A tortura da seca, o sol
inclemente e o calor de torrar só aumentam o drama do povo. O seu clamor
pungente sobe a Deus. É preciso ser
forte para ouvi-lo. As palavras que saem de sua boca são palavras tristes, fortes,
chocantes, desesperadoras:
-Padre Djacy, meu açude
secou, e agora? Sem água vamos morrer.
-Sei não, estou com 84
anos, nunca vi coisa igual. Antigamente havia seca, mas como agora ,nunca vi.
-Padre Djacy, quando eu
olho para a roça, me dá um desespero danado. Tudo seco, sem água, sem nada. Meu
Deus, o que será de nós daqui pra frente!
-Sei não, parece que desta
vez os sertanejos vão morrer mesmo. Nem pra São Paulo podemos ir, porque lá
também não tem água.
Deus me livre de ir pra
São Paulo. Se for pra morrer de sede, prefiro morrer no meu Sertão. Pelo menos
morro em casa.
-Só Deus para nos socorrer
desta seca cruel. Tenho esta idade avançada e nunca vi seca tão violenta como agora.
Sei não.
-Parece que o sertão vai
pegar é fogo. É calor de torrar. E o pior, falta água até pra tomar gente tomar
banho.
-A nossa esperança é a
transposição das águas do rio São Francisco. Que o governo apresse essa obra
para nos salvar da sede.
-Uma senhora de 70 anos me
dizia: padre djacy, vamos morrer de sede. vi lágrimas nos seus olhos.

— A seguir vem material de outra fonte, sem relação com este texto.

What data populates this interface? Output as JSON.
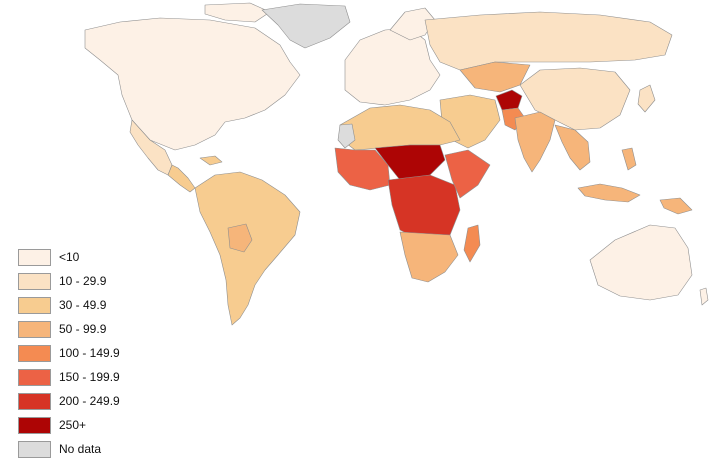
{
  "legend": {
    "items": [
      {
        "label": "<10",
        "color": "#fdf1e6"
      },
      {
        "label": "10 - 29.9",
        "color": "#fbe2c4"
      },
      {
        "label": "30 - 49.9",
        "color": "#f7cc90"
      },
      {
        "label": "50 - 99.9",
        "color": "#f6b57a"
      },
      {
        "label": "100 - 149.9",
        "color": "#f48b52"
      },
      {
        "label": "150 - 199.9",
        "color": "#ec6245"
      },
      {
        "label": "200 - 249.9",
        "color": "#d63425"
      },
      {
        "label": "250+",
        "color": "#ad0505"
      },
      {
        "label": "No data",
        "color": "#dcdcdc"
      }
    ]
  },
  "regions": [
    {
      "name": "North America",
      "class": "<10"
    },
    {
      "name": "Greenland",
      "class": "No data"
    },
    {
      "name": "Mexico",
      "class": "10 - 29.9"
    },
    {
      "name": "Central America",
      "class": "30 - 49.9"
    },
    {
      "name": "South America",
      "class": "30 - 49.9"
    },
    {
      "name": "Bolivia",
      "class": "50 - 99.9"
    },
    {
      "name": "Europe",
      "class": "<10"
    },
    {
      "name": "Russia",
      "class": "10 - 29.9"
    },
    {
      "name": "Central Asia",
      "class": "50 - 99.9"
    },
    {
      "name": "Middle East",
      "class": "30 - 49.9"
    },
    {
      "name": "Afghanistan",
      "class": "250+"
    },
    {
      "name": "Pakistan",
      "class": "100 - 149.9"
    },
    {
      "name": "India",
      "class": "50 - 99.9"
    },
    {
      "name": "China",
      "class": "10 - 29.9"
    },
    {
      "name": "Southeast Asia",
      "class": "50 - 99.9"
    },
    {
      "name": "Indonesia",
      "class": "50 - 99.9"
    },
    {
      "name": "Papua New Guinea",
      "class": "50 - 99.9"
    },
    {
      "name": "Australia",
      "class": "<10"
    },
    {
      "name": "North Africa",
      "class": "30 - 49.9"
    },
    {
      "name": "Western Sahara",
      "class": "No data"
    },
    {
      "name": "West Africa",
      "class": "150 - 199.9"
    },
    {
      "name": "Sahel",
      "class": "250+"
    },
    {
      "name": "Central Africa",
      "class": "200 - 249.9"
    },
    {
      "name": "Horn of Africa",
      "class": "150 - 199.9"
    },
    {
      "name": "Southern Africa",
      "class": "50 - 99.9"
    },
    {
      "name": "Madagascar",
      "class": "100 - 149.9"
    }
  ]
}
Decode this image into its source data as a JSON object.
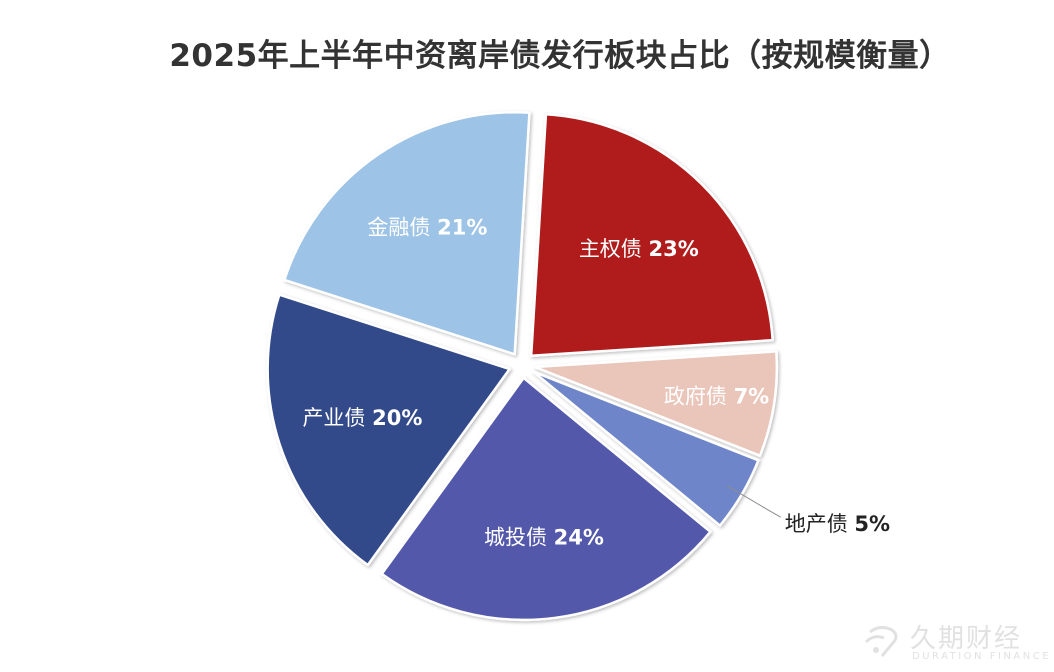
{
  "chart_data": {
    "type": "pie",
    "title": "2025年上半年中资离岸债发行板块占比（按规模衡量）",
    "unit": "%",
    "slices": [
      {
        "name": "主权债",
        "value": 23,
        "label": "23%",
        "color": "#B01C1F",
        "label_color": "#ffffff"
      },
      {
        "name": "政府债",
        "value": 7,
        "label": "7%",
        "color": "#EAC5B9",
        "label_color": "#ffffff"
      },
      {
        "name": "地产债",
        "value": 5,
        "label": "5%",
        "color": "#6E86C9",
        "label_color": "#222222"
      },
      {
        "name": "城投债",
        "value": 24,
        "label": "24%",
        "color": "#5358AB",
        "label_color": "#ffffff"
      },
      {
        "name": "产业债",
        "value": 20,
        "label": "20%",
        "color": "#334A8A",
        "label_color": "#ffffff"
      },
      {
        "name": "金融债",
        "value": 21,
        "label": "21%",
        "color": "#9DC3E6",
        "label_color": "#ffffff"
      }
    ]
  },
  "watermark": {
    "text_cn": "久期财经",
    "text_en": "DURATION FINANCE",
    "logo_icon": "duration-finance-logo-icon",
    "color": "#c9c9c9"
  }
}
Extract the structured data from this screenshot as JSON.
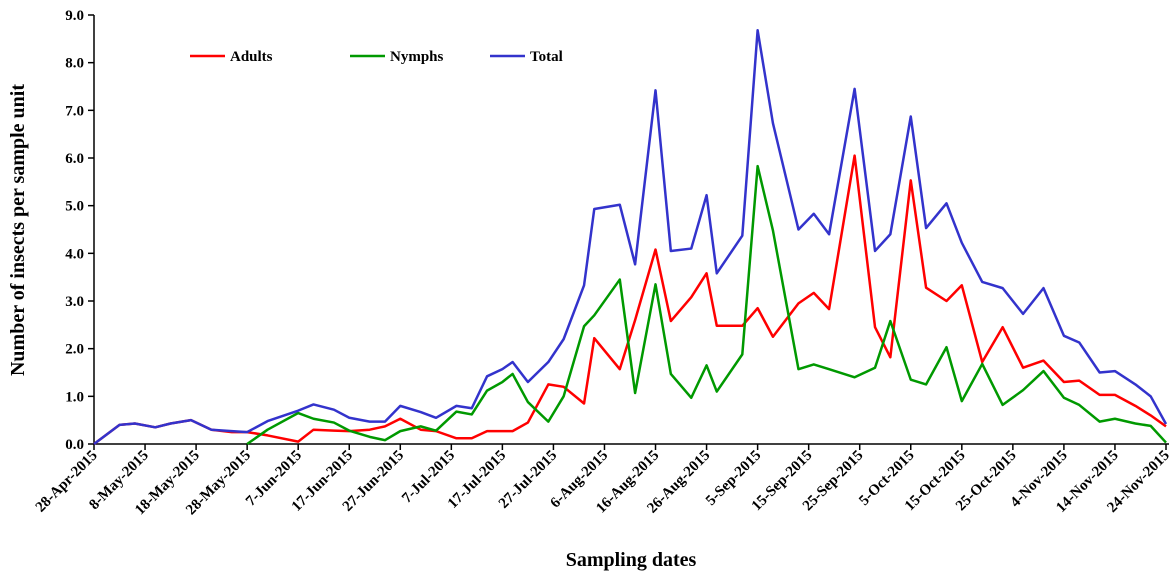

-Um idoso dizia-me: padre,
nunca vi coisa igual. Parece que vai se acabar tudo.
- Meu Deus, não deixe a
gente morrer de sede e calor.
-Quero água! Quero água!
Quero água! a nossa vida está se acabando,
desabafa seu Severino.
-Padre Djacy, uma casa
cheia de gente sem água é um inferno. Só Deus para ver a nossa situação.
-Como fazer a janta, se
não tem um pingo d’água?
-Hoje a janta vai ser
refrigerante com pão, porque não tem um pingo d’água.
-Sei não, uma casa com
crianças, pessoas idosas, sem água é um verdadeiro clamor.
-Olha, Padre Djacy, quando
falta água do carro pipa, o jeito é a gente tomar água salobra. Depois que a
gente bebe, a gente come rapadura para tirar o gosto do sal.
-Meu gado está morrendo de
fome. Não tenho dinheiro para comprar ração. Não sei o que faço. Tenho vontade
de chorar quando vejo meu gado com fome e sede.
-O leite acabou. O gado
com fome e sede não dá leite. Acabou mesmo.
-Na minha cidade está
havendo até briga por água. Uma multidão disputando uma lata d’água.
-Ontem, na minha rua,
algumas pessoas trocaram murro e mais murros por conta de água. Cada um quer
pegar sua água, só que não tem para todos, e aí começa a confusão. Menino
chora, mulheres discutem e alguns homens vão logo pra a tapa.
-Lá em casa os troços do
almoço e da janta estão todos sujos. Não tenho água pra lavar nem as mãos.
Acredita?
-Padre, onde eu moro, três
horas da madrugada já tem fila grande de gente para pegar água. É um Deus nos
acuda.
-Se Deus não colocar a mão
no meio, seu padre, vai morrer muita gente no sertão.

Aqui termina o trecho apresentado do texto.